PANews reported on April 10th that Chloe (@ChloeTalk1), a columnist for HTX DeepThink and a researcher at HTX Research, analyzed that the crypto market was at a critical juncture on April 10th, with "inflation expectations once again dominating pricing." With the fragile ceasefire agreement between the US and Iran taking effect, the geopolitical conflict has shifted from a direct impact to a delayed inflationary transmission, and the market focus has quickly turned to energy price-driven inflation risks. Brent crude oil has risen by approximately 60% this year, and this change is gradually being transmitted to the interest rate market through CPI expectations, becoming a core variable in current global asset pricing.
The US Treasury market has already seen a defensive adjustment, with traders continuously increasing their option positions to hedge against rising yields. The overall positioning structure indicates that market confidence in a continued decline in interest rates is weakening. Coupled with the better-than-expected non-farm payroll data, which temporarily eased growth risks, the question of whether inflation will rebound has become a key variable determining the path of monetary policy. For the crypto market, the narrative of "interest rate cuts + loose liquidity" that previously supported the synchronized rise of BTC and gold is being recalibrated by "high inflation + sticky interest rates." If Friday's CPI data, as expected, records the largest monthly increase since 2022, the expectation of an interest rate cut this year may be further revised downwards. The current probability of a rate cut, currently only around 30%, still has room to narrow. This will directly suppress high-beta altcoins and limit the upward slope of BTC, causing the market to enter a period of high-level consolidation or even a phase of correction.
However, this pressure is more likely to cause short-term pricing disturbances than a trend reversal. On the one hand, the US fiscal and quasi-fiscal system continues to maintain credit expansion through shadow liquidity; on the other hand, rising energy prices are weakening the purchasing power of fiat currency and strengthening the logic of "inflation-resistant assets." The medium-term pricing center of BTC still has the basis to move upward, and short-term pressure is more likely to manifest as consolidation rather than a downward trend.
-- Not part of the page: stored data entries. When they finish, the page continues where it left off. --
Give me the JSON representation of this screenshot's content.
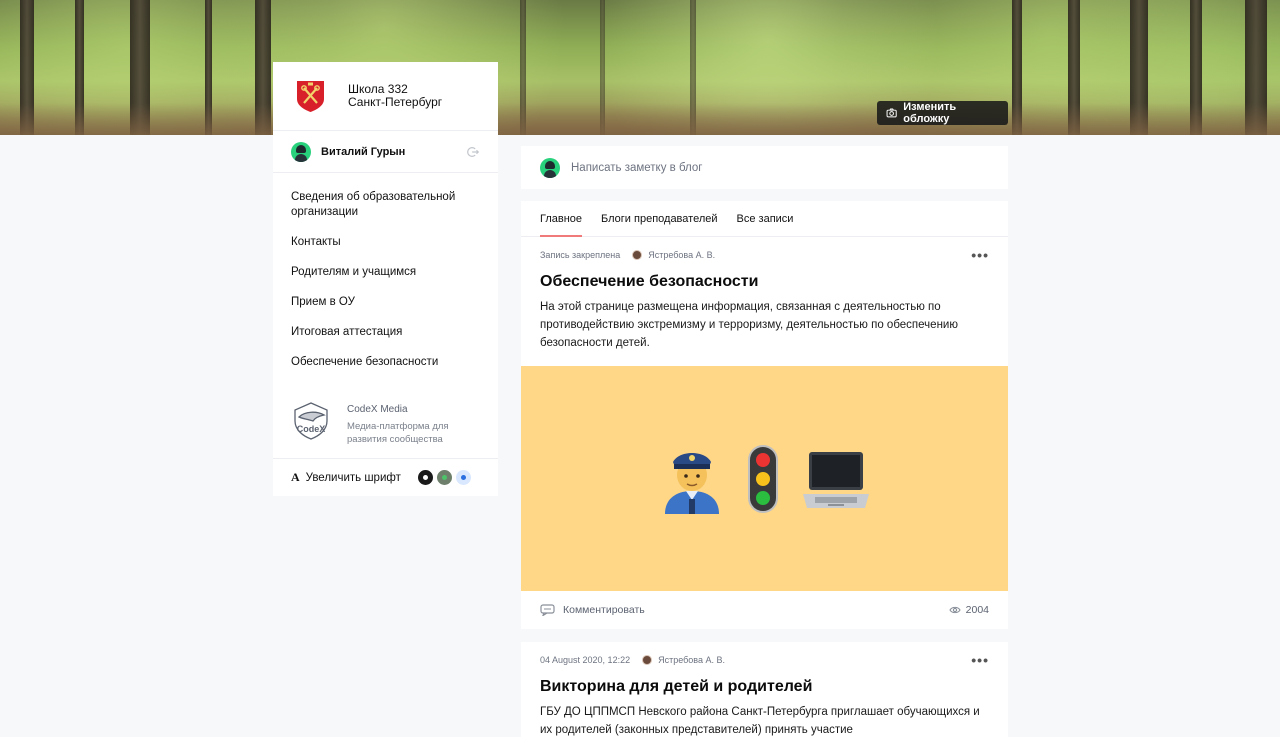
{
  "cover": {
    "change_cover_label": "Изменить обложку"
  },
  "sidebar": {
    "school_name_line1": "Школа 332",
    "school_name_line2": "Санкт-Петербург",
    "user_name": "Виталий Гурын",
    "menu": [
      "Сведения об образовательной организации",
      "Контакты",
      "Родителям и учащимся",
      "Прием в ОУ",
      "Итоговая аттестация",
      "Обеспечение безопасности"
    ],
    "codex": {
      "title": "CodeX Media",
      "description": "Медиа-платформа для развития сообщества"
    },
    "font_label": "Увеличить шрифт",
    "font_icon": "A",
    "theme_colors": [
      "#1a1a1a",
      "#6e7f6b",
      "#d9e8ff"
    ]
  },
  "compose": {
    "placeholder": "Написать заметку в блог"
  },
  "tabs": [
    {
      "label": "Главное",
      "active": true
    },
    {
      "label": "Блоги преподавателей",
      "active": false
    },
    {
      "label": "Все записи",
      "active": false
    }
  ],
  "posts": [
    {
      "meta": "Запись закреплена",
      "author": "Ястребова А. В.",
      "title": "Обеспечение безопасности",
      "body": "На этой странице размещена информация, связанная с деятельностью по противодействию экстремизму и терроризму, деятельностью по обеспечению безопасности детей.",
      "cover_color": "#ffd787",
      "cover_icons": [
        "police-officer-icon",
        "traffic-light-icon",
        "laptop-icon"
      ],
      "comment_label": "Комментировать",
      "views": "2004"
    },
    {
      "meta": "04 August 2020, 12:22",
      "author": "Ястребова А. В.",
      "title": "Викторина для детей и родителей",
      "body": "ГБУ ДО ЦППМСП Невского района Санкт-Петербурга приглашает обучающихся и их родителей (законных представителей) принять участие"
    }
  ]
}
From a market observation perspective, the core focus at this stage is not on chasing breakthroughs, but on maintaining resilience amidst uncertainty. If CPI rises more than expected, attention should be paid to whether a rapid liquidity crunch will create oversold opportunities; if inflation is lower than expected, it may trigger a short-term rebound in risk assets. Overall, the crypto market is currently in a typical phase of "macroeconomic factors suppressing short-term prices, while liquidity supports the medium-term trend," and a clearer direction still requires further clarification of the inflation path.